Tete-a-tete, according to the dictionary, is a private conversation between two people. Its synonyms include: dialogue, chat, chitchat, heart-to-heart, and, one-on-one.
President Rodrigo Duterte had a “tete-a-tete” with his legal adviser Sal Panelo which turned out to be the biggest disappointment this week for many Filipinos. First it was said that the President would address the nation at 3:00 pm on Tuesday, Sept. 11.
When something like this is announced, people are alerted because it is not often that a sitting president “addresses the nation.” Outside of the yearly State of the Nation Address, such announcements only happen when the President wants to speak to the nation on urgent, pressing issues. This was what Filipinos expected and most of us made time to hear what Duterte had to say.
I did not hear anything about a press conference but apparently, the media prepared for one as evidenced by the set-up that was shown by many practitioners. It is impossible that the media got it wrong because if it was the case, such set-up would not be allowed in Malacañang.
Barely an hour before the presidential address was scheduled to begin, an announcement was made that the press conference was canceled. No reason was provided. Then this was followed by Bong Go’s announcement that the presscon was canceled but Duterte’s address was still pushing through with only PTV4 allowed to cover. Then yet another announcement was made saying that the address would now become a “tete-a-tete” with the presidential lawyer Panelo.
Calling it such gave the event a semblance of informality as conveyed by the term’s meaning. However, it could not have been informal, or private, because it was the President who would do the talking. Presidential pronouncements are policy pronouncements.
As the confusion was dragging on, I received a few private messages asking if there was truth to the circulating rumors that Duterte was going to declare a State of National Emergency. Remember that there were also news about military tanks visible on Edsa that day which raised questions from people.
The conversation finally started at around 4:00 pm, or one hour late, and lasted for nearly two hours. Some say two hours that were wasted, others called it “two hours of agony.”

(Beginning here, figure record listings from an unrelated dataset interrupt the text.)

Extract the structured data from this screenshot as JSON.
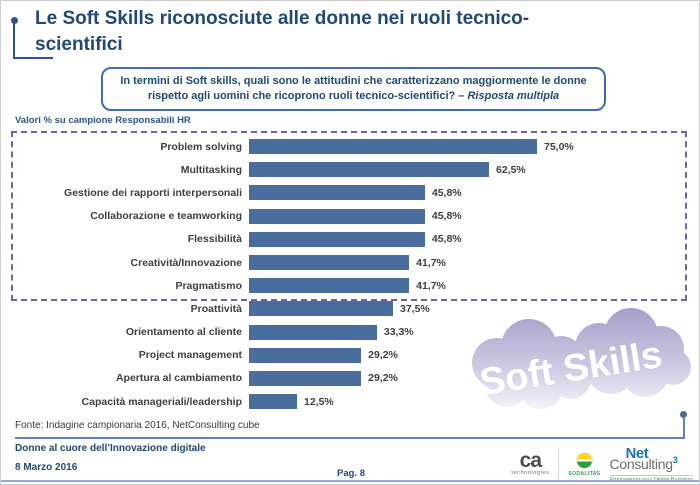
{
  "slide": {
    "title_line1": "Le Soft Skills riconosciute alle donne nei ruoli tecnico-",
    "title_line2": "scientifici",
    "question": {
      "line1": "In termini di Soft skills, quali sono le attitudini che caratterizzano maggiormente le donne",
      "line2_normal": "rispetto agli uomini che ricoprono ruoli tecnico-scientifici? – ",
      "line2_italic": "Risposta multipla"
    },
    "note": "Valori % su campione Responsabili HR",
    "watermark": "Soft Skills",
    "footer": {
      "source": "Fonte: Indagine campionaria 2016, NetConsulting cube",
      "event": "Donne al cuore dell’Innovazione digitale",
      "date": "8 Marzo 2016",
      "page": "Pag. 8"
    },
    "logos": {
      "ca_name": "ca",
      "ca_sub": "technologies",
      "sodalitas": "SODALITAS",
      "nc_net": "Net",
      "nc_consulting": "Consulting",
      "nc_sup": "3",
      "nc_tagline": "Empowering your Digital Business"
    }
  },
  "chart_data": {
    "type": "bar",
    "orientation": "horizontal",
    "title": "Soft skills riconosciute alle donne in ruoli tecnico-scientifici (Responsabili HR, risposta multipla)",
    "categories": [
      "Problem solving",
      "Multitasking",
      "Gestione dei rapporti interpersonali",
      "Collaborazione e teamworking",
      "Flessibilità",
      "Creatività/Innovazione",
      "Pragmatismo",
      "Proattività",
      "Orientamento al cliente",
      "Project management",
      "Apertura al cambiamento",
      "Capacità manageriali/leadership"
    ],
    "values": [
      75.0,
      62.5,
      45.8,
      45.8,
      45.8,
      41.7,
      41.7,
      37.5,
      33.3,
      29.2,
      29.2,
      12.5
    ],
    "value_labels": [
      "75,0%",
      "62,5%",
      "45,8%",
      "45,8%",
      "45,8%",
      "41,7%",
      "41,7%",
      "37,5%",
      "33,3%",
      "29,2%",
      "29,2%",
      "12,5%"
    ],
    "unit": "%",
    "xlim": [
      0,
      100
    ],
    "grid": false,
    "legend": null,
    "bar_color": "#4A6D9E",
    "highlighted_rows": 7,
    "highlight_style": "dashed purple box around the top 7 bars"
  },
  "colors": {
    "title_blue": "#1F4978",
    "accent_blue": "#2E5394",
    "question_border": "#3F6AB5",
    "bar_blue": "#4A6D9E",
    "dashed_purple": "#7B5FA6",
    "label_gray": "#3F3F3F",
    "rule_blue": "#5C83BC",
    "logo_blue": "#1B75BB",
    "logo_green": "#4AA147"
  }
}
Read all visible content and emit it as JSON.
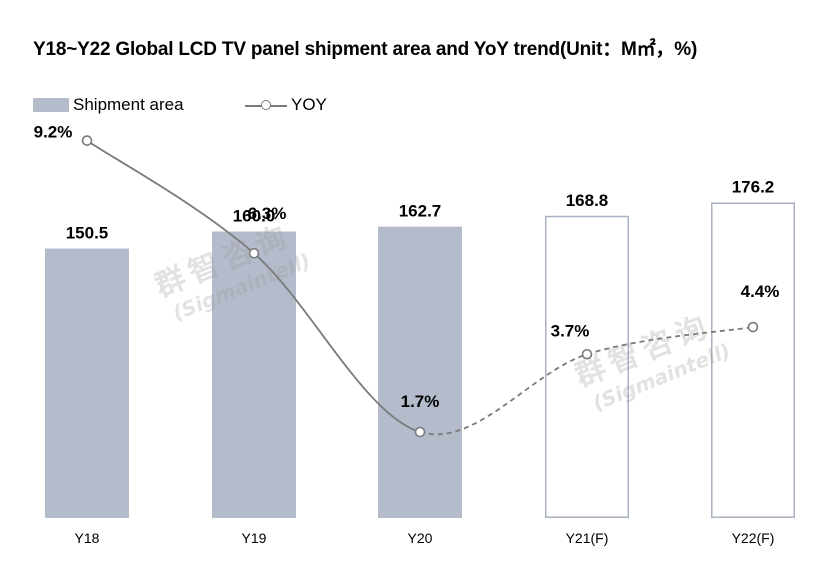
{
  "title": "Y18~Y22 Global LCD TV panel shipment area and YoY trend(Unit：M㎡，%)",
  "legend": {
    "bar_label": "Shipment area",
    "line_label": "YOY"
  },
  "watermark": {
    "cn": "群智咨询",
    "en": "(Sigmaintell)"
  },
  "colors": {
    "bar_fill": "#b4bccc",
    "bar_outline": "#a8b2c2",
    "line": "#7a7a7a"
  },
  "chart_data": {
    "type": "bar",
    "categories": [
      "Y18",
      "Y19",
      "Y20",
      "Y21(F)",
      "Y22(F)"
    ],
    "series": [
      {
        "name": "Shipment area",
        "type": "bar",
        "values": [
          150.5,
          160.0,
          162.7,
          168.8,
          176.2
        ],
        "labels": [
          "150.5",
          "160.0",
          "162.7",
          "168.8",
          "176.2"
        ],
        "forecast": [
          false,
          false,
          false,
          true,
          true
        ]
      },
      {
        "name": "YOY",
        "type": "line",
        "values": [
          9.2,
          6.3,
          1.7,
          3.7,
          4.4
        ],
        "labels": [
          "9.2%",
          "6.3%",
          "1.7%",
          "3.7%",
          "4.4%"
        ],
        "forecast": [
          false,
          false,
          false,
          true,
          true
        ]
      }
    ],
    "ylim_bar": [
      0,
      190
    ],
    "ylim_line": [
      0,
      10
    ],
    "grid": false,
    "legend_position": "top-left"
  }
}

Yes, it was a conversation between the two, with Panelo very respectfully “interviewing” his boss in front of the more than 100 million Filipinos.
It was painful to watch.
It was obvious that President Duterte was consumed by his hatred towards Senator Antonio Trillanes. He did not get what he wanted—to put the senator behind bars. The order to both the Philippine National Police and Armed Forces of the Philippinesto arrest Trillanes was not carried out. Instead, the AFP issued a strong statement that its loyalty is to the Constitution, meaning, not to any one person, not to Duterte.

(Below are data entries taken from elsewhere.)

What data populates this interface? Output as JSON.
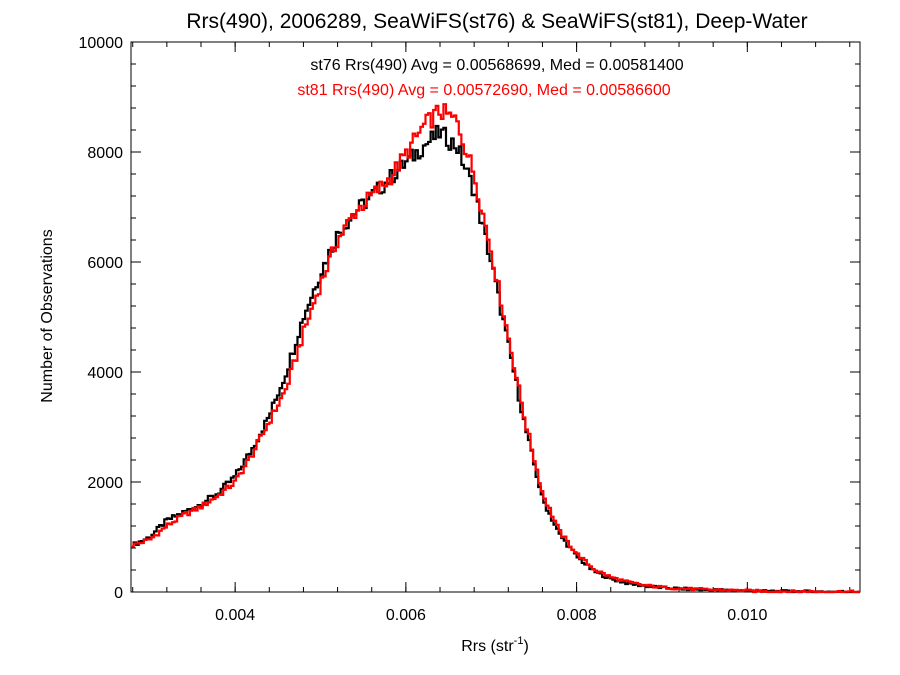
{
  "chart_data": {
    "type": "line",
    "style": "step-histogram",
    "title": "Rrs(490), 2006289, SeaWiFS(st76) & SeaWiFS(st81), Deep-Water",
    "xlabel_main": "Rrs (str",
    "xlabel_sup": "-1",
    "xlabel_close": ")",
    "ylabel": "Number of Observations",
    "xlim": [
      0.00278,
      0.01132
    ],
    "ylim": [
      0,
      10000
    ],
    "xticks": [
      0.004,
      0.006,
      0.008,
      0.01
    ],
    "xtick_labels": [
      "0.004",
      "0.006",
      "0.008",
      "0.010"
    ],
    "yticks": [
      0,
      2000,
      4000,
      6000,
      8000,
      10000
    ],
    "ytick_labels": [
      "0",
      "2000",
      "4000",
      "6000",
      "8000",
      "10000"
    ],
    "grid": false,
    "legend_position": "top-center",
    "series": [
      {
        "legend": "st76 Rrs(490) Avg = 0.00568699, Med = 0.00581400",
        "color": "#000000",
        "x": [
          0.0028,
          0.003,
          0.0032,
          0.0034,
          0.0036,
          0.0038,
          0.004,
          0.0042,
          0.0044,
          0.0046,
          0.0048,
          0.005,
          0.0052,
          0.0054,
          0.0056,
          0.0058,
          0.006,
          0.0062,
          0.0064,
          0.0066,
          0.0068,
          0.007,
          0.0072,
          0.0074,
          0.0076,
          0.0078,
          0.008,
          0.0082,
          0.0084,
          0.0086,
          0.0088,
          0.009,
          0.0092,
          0.0095,
          0.0098,
          0.0102,
          0.0106,
          0.011,
          0.0113
        ],
        "y": [
          850,
          1000,
          1300,
          1450,
          1600,
          1800,
          2100,
          2600,
          3200,
          4000,
          5000,
          5800,
          6500,
          6900,
          7200,
          7500,
          7800,
          8100,
          8350,
          8100,
          7300,
          6000,
          4500,
          3000,
          1700,
          1050,
          650,
          380,
          240,
          160,
          110,
          80,
          60,
          40,
          30,
          15,
          8,
          5,
          3
        ]
      },
      {
        "legend": "st81 Rrs(490) Avg = 0.00572690, Med = 0.00586600",
        "color": "#ff0000",
        "x": [
          0.0028,
          0.003,
          0.0032,
          0.0034,
          0.0036,
          0.0038,
          0.004,
          0.0042,
          0.0044,
          0.0046,
          0.0048,
          0.005,
          0.0052,
          0.0054,
          0.0056,
          0.0058,
          0.006,
          0.0062,
          0.0064,
          0.0066,
          0.0068,
          0.007,
          0.0072,
          0.0074,
          0.0076,
          0.0078,
          0.008,
          0.0082,
          0.0084,
          0.0086,
          0.0088,
          0.009,
          0.0092,
          0.0095,
          0.0098,
          0.0102,
          0.0106,
          0.011,
          0.0113
        ],
        "y": [
          850,
          950,
          1200,
          1400,
          1550,
          1750,
          2000,
          2500,
          3100,
          3700,
          4700,
          5600,
          6400,
          6900,
          7200,
          7500,
          7950,
          8450,
          8750,
          8550,
          7600,
          6200,
          4650,
          3100,
          1800,
          1100,
          700,
          420,
          270,
          180,
          120,
          85,
          65,
          45,
          30,
          15,
          8,
          5,
          3
        ]
      }
    ]
  }
}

The Department of Justice’s “urgent request” to a Makati Regional Trial Court for the issuance of a warrant of arrest was flatly rejected. The RTC said that it needed to retrieve the records of this dead case. Eventually, the RTC opted to follow the normal procedures and ordered Sen. Trillanes to respond to the case within 10 days.
Moreover, the Department of National Defense said that it was Solicitor General Jose Calida who requested for the amnesty papers of Trillanes, and that those papers were given to the SolGen. A few days before this, the AFP also said that SolGen Calida was the one who requested confirmation that the Trillanes’ amnesty application was missing. In short, Calida had the papers BUT asked for confirmation that the same were nowhere to be found, then used it to justify the revocation of Trillanes’ amnesty. Wow.
Note that Trillanes’ Senate committee is investigating Calida family’s corporation that landed government contracts worth hundreds of millions in pesos.
Trillanes remains free and President Duterte hates not getting what he wants. So in the tete-a-tete, he ranted against the senator repeatedly. In fact, he turned the two-hour conversation into a bash Trillanes session. The thing is, he might have made Trillanes more popular because of what he did.
The other target of presidential tirade was the AFP. The recent statements of AFP and DND seem to project a certain level of rejection of Duterte’s statements and orders. At some point in the conversation Duterte mentioned the existence of coup threats. He also repeatedly challenged the military to stage a coup d’ etat against him if they no longer want him as president. I have never heard a president speak like this. To me, he appeared threatened by the military and he was being defensive.
The biggest disappointment to many was the fact that the two-hour chat between Duterte and Panelo did not reveal concrete measures to address pressing problems. To be fair to Panelo, his script included questions on inflation and rising prices of goods, rice shortage, traffic, China, and the and war on drugs. It was a perfect opportunity for the President to show the people that he is in control, that his administration is doing things to address people’s pressing concerns, and that the government is stable.
Instead, Duterte kept rambling on about Trillanes and the threats against him. When he was asked about his health, he answered that his opponents, the communists, Magdalo, and Liberal Party is conniving to oust him. Panelo could not do anything. After all, he was talking with his boss.
The tete-a-tete exposed a threatened Duterte. Despite the macho talk, he seemed weak and out of touch. He offered nothing to solve the country’s problems. Doing the conversation did not do anything good to his image as the president. The gimmick failed.